If we made Kickstarters for new vibrators, we might actually get them.
BY KATE HAKALA
Yesterday, sex toy company Vibease launched a $15,000 Indiegogo campaign to get their latest technology, a Blue-tooth enabled "smart vibrator", to market. In less than 24 hours, hopeful buyers surpassed the goal by almost $5,000—and there's still 29 days left on the clock.
What can this vibrator possibly do to amass so much media attention and financial support when it's only in a beta version? The "smart vibrator" is squishy, pink, and is controlled through a Mobile app. The app is filled with a marketplace full of women's erotica. Once your preferred smut is selected, the Vibease syncs with the app and vibrates accordingly (no need for hands), bringing your personalized fantasies straight to your sex toy. The combination of audio, fantasy, clitoral stimulation, and emotional media will be able to cater to a woman's desire in a much more comprehensive and fulfilling way, at least according to founder Dema Tio.
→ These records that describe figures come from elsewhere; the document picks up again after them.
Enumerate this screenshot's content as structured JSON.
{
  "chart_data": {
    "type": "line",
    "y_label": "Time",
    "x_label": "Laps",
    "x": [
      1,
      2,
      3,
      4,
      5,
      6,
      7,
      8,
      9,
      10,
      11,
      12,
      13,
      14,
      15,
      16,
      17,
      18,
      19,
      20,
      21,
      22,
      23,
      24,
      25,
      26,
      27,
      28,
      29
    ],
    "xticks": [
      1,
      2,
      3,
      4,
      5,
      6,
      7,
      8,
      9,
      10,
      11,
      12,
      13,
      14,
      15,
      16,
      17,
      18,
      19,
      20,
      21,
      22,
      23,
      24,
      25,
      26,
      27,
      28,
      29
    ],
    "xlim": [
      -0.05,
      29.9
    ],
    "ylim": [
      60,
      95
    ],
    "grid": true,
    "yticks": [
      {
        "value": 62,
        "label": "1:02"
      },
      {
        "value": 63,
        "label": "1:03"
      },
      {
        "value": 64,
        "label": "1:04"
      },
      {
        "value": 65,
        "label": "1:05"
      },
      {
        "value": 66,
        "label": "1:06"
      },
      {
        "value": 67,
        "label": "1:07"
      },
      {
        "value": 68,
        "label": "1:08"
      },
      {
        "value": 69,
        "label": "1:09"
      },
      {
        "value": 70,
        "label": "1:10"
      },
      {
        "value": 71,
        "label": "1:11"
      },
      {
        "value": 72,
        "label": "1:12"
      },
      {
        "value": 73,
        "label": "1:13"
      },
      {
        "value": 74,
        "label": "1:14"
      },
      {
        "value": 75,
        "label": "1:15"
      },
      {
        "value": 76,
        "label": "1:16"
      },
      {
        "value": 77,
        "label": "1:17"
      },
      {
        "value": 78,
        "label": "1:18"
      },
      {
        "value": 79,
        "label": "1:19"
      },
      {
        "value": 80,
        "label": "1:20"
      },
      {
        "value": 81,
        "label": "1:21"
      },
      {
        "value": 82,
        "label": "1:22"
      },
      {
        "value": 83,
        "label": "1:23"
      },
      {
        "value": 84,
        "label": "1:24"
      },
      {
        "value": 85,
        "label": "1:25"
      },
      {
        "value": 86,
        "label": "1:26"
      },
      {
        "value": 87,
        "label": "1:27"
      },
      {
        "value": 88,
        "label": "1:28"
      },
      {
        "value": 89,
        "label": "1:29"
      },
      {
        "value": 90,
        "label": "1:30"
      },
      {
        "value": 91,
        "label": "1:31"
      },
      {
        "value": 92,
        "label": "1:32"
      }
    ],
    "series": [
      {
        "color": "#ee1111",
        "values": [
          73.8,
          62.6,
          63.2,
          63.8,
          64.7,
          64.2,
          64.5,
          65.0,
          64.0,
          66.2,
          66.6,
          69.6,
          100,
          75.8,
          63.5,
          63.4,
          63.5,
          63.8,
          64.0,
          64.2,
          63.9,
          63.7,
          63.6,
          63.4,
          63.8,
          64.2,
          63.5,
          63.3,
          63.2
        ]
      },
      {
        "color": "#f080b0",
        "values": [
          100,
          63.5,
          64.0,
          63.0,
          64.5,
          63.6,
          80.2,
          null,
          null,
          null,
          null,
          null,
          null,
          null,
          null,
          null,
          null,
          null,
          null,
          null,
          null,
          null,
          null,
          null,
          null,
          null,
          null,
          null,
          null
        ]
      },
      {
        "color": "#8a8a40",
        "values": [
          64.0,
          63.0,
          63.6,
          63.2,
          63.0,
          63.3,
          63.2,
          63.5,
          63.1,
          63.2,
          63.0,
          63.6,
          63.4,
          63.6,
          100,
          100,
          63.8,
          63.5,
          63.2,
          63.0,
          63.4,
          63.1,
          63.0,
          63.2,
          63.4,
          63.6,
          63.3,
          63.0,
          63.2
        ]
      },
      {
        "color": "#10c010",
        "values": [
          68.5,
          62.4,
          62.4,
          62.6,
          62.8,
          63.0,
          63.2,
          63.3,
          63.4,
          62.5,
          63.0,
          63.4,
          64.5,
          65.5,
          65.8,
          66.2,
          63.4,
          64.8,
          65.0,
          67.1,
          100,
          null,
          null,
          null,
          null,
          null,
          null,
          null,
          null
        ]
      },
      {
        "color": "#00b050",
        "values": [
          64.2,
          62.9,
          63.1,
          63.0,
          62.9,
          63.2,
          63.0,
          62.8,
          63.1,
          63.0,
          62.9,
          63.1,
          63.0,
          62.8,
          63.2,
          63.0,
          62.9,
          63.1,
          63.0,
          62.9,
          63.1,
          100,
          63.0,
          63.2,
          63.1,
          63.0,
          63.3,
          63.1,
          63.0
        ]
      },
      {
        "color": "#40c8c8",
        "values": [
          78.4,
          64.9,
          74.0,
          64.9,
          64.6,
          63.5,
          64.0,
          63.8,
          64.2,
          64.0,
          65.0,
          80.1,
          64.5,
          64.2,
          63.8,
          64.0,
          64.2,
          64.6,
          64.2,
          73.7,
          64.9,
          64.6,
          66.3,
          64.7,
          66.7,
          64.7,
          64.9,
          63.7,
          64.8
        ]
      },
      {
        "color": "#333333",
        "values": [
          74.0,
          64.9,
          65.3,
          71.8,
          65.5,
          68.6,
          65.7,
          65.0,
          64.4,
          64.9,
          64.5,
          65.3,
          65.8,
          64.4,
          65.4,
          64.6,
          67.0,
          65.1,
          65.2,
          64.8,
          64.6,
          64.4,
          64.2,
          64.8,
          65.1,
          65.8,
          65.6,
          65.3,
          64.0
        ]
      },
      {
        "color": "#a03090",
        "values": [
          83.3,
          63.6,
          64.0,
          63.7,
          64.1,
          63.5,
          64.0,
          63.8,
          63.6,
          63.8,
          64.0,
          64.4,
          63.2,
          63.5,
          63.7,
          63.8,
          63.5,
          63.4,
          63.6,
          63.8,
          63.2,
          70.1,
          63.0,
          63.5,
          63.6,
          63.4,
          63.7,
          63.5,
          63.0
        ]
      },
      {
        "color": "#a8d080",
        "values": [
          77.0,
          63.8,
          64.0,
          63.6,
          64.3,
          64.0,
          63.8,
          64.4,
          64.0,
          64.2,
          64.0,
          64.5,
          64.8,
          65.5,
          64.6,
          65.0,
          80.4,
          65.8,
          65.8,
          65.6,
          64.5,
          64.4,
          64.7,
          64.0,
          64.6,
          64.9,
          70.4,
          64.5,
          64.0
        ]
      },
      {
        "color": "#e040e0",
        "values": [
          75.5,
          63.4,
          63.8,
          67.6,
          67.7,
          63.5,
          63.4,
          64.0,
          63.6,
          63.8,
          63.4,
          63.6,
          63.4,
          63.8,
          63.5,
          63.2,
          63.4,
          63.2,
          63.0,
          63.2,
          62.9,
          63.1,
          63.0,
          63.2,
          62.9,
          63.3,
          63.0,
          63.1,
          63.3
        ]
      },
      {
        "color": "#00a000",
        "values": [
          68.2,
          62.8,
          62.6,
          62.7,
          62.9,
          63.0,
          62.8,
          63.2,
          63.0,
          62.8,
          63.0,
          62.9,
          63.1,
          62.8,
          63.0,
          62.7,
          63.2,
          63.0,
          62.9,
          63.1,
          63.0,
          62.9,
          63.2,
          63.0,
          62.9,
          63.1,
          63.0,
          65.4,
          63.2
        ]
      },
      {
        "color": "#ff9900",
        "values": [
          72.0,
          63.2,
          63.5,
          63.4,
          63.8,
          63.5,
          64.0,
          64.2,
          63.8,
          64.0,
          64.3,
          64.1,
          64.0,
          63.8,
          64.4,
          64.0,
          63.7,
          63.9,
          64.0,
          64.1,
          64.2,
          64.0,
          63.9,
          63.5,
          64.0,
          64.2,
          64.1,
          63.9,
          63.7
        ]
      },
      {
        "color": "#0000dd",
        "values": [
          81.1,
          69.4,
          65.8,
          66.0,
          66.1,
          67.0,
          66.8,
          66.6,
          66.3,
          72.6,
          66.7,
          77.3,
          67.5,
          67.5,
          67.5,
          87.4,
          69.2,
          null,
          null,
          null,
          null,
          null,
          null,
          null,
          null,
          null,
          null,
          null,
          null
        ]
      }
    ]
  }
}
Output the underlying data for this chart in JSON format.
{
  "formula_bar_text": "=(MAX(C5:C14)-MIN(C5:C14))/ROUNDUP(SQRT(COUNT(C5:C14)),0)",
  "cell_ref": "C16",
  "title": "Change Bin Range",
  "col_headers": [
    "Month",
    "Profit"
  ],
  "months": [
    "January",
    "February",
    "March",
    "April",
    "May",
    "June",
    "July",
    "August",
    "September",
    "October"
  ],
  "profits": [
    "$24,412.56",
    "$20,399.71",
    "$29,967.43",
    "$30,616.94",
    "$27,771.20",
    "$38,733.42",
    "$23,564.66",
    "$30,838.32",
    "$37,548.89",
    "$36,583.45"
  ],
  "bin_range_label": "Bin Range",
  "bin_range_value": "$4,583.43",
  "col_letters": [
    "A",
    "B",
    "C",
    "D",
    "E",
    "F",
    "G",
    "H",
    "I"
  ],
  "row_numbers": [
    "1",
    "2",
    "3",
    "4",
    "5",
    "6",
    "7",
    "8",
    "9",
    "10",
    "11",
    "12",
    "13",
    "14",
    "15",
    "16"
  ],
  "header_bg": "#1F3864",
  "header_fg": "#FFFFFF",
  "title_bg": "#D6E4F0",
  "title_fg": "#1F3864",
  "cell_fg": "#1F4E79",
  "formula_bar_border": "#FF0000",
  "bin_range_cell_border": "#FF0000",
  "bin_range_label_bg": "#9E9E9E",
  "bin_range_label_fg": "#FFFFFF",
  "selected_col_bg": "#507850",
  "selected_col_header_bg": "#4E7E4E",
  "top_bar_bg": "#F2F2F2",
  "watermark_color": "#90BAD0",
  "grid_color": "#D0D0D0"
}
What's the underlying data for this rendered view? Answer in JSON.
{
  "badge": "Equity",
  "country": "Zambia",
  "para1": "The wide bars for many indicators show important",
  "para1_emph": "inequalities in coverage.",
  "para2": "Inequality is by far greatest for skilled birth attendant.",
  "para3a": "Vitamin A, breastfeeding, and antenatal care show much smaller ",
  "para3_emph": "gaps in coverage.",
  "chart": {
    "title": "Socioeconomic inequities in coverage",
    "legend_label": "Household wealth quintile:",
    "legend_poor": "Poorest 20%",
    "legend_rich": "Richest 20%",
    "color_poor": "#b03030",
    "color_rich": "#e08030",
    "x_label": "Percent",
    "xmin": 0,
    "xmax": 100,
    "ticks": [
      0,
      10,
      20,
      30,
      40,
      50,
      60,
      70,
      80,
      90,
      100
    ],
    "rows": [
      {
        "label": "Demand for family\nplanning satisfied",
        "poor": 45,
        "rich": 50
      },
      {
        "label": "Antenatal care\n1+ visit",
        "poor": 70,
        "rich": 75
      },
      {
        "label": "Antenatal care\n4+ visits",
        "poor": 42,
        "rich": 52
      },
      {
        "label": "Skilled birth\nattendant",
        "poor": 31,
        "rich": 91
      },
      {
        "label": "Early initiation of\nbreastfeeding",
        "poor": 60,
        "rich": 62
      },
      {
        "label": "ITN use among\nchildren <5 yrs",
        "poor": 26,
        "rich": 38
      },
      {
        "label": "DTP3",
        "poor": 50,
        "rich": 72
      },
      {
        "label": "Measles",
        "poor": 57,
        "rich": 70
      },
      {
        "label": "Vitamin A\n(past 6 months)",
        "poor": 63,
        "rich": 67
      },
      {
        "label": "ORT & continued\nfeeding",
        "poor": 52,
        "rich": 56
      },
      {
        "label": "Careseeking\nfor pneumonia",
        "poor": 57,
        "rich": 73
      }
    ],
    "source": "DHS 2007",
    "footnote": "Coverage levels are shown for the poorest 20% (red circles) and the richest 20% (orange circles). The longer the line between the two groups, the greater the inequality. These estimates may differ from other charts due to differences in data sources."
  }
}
That's what makes this particular toy so compelling to backers: its intelligence, its memory, and its immersive quality. While other technology designed for women has been focused on the modes of the vibrator itself, the Mobile app plays upon the mental components of what stimulates all of us, with the potentiality for long-distance Mobile-controlled partner play. But above all, perhaps the most patented thing about Vibease's pitch is that, unlike other seemingly too-good-to-be-true sex tech, it may actually make it onto our shelves.
Why aren't we all using our smartphones as sex toys and bridging the gap between stimulating content and the stimulator? The idea seems genius, simplified, and streamlined. It feels like we're perennially introduced via blogs and news article to products we could almost have, sexual utopias just within a laptop's reach. But innumerable tech ventures, namely wearable sex technology, have inherited the curse of rarely seeing the light of day, nevermind our bedside tables.
It's not necessarily the science or the feasibility of making one revolutionary item—it's the expense of the technology and the lack of a launching pad for the producer. Creating a prototype is far different from creating a mass manufactured and safe toy. LovePalz and Fundawear are two new sex technologies that come to mind that couldn't seem to gain any real traction until recently. The ideas were novel, the demand was high, but we know from the reports of sex-based start-ups that garnering investors can be a Sisyphean task. Who can back our future vibrators, dildos, and Mobile erotica? The answer might have to be us.
Vibrators aren't always well received by crowdfunding sites. The crowdsourcing ringleader Kickstarter banned Crave's campaign earlier this year for not aligning with their company policies. But smaller, more grassroots crowdfunding sites like CKIE and Indiegogo—if Vibease is any indication—could be a viable way to actually procure our sex tech. And if they're going for $79.99 a pop, it seems likely the company will need the springboard.
After watching the Vibease campaign on Indiegogo, I'm okay with what they're asking from their public. Becoming a backer also could potentially mean having a voice within a company; Vibease's campaign is pretty transparent about wanting comments on their beta app. User-generated funds beget user-generated feedback and a personalization of an already explicitly personal product. If we keep demanding cutting edge technologies and better designs in the hopes of reinvigorating the sex toy field, we might need to quit hoping and just invest in it ourselves.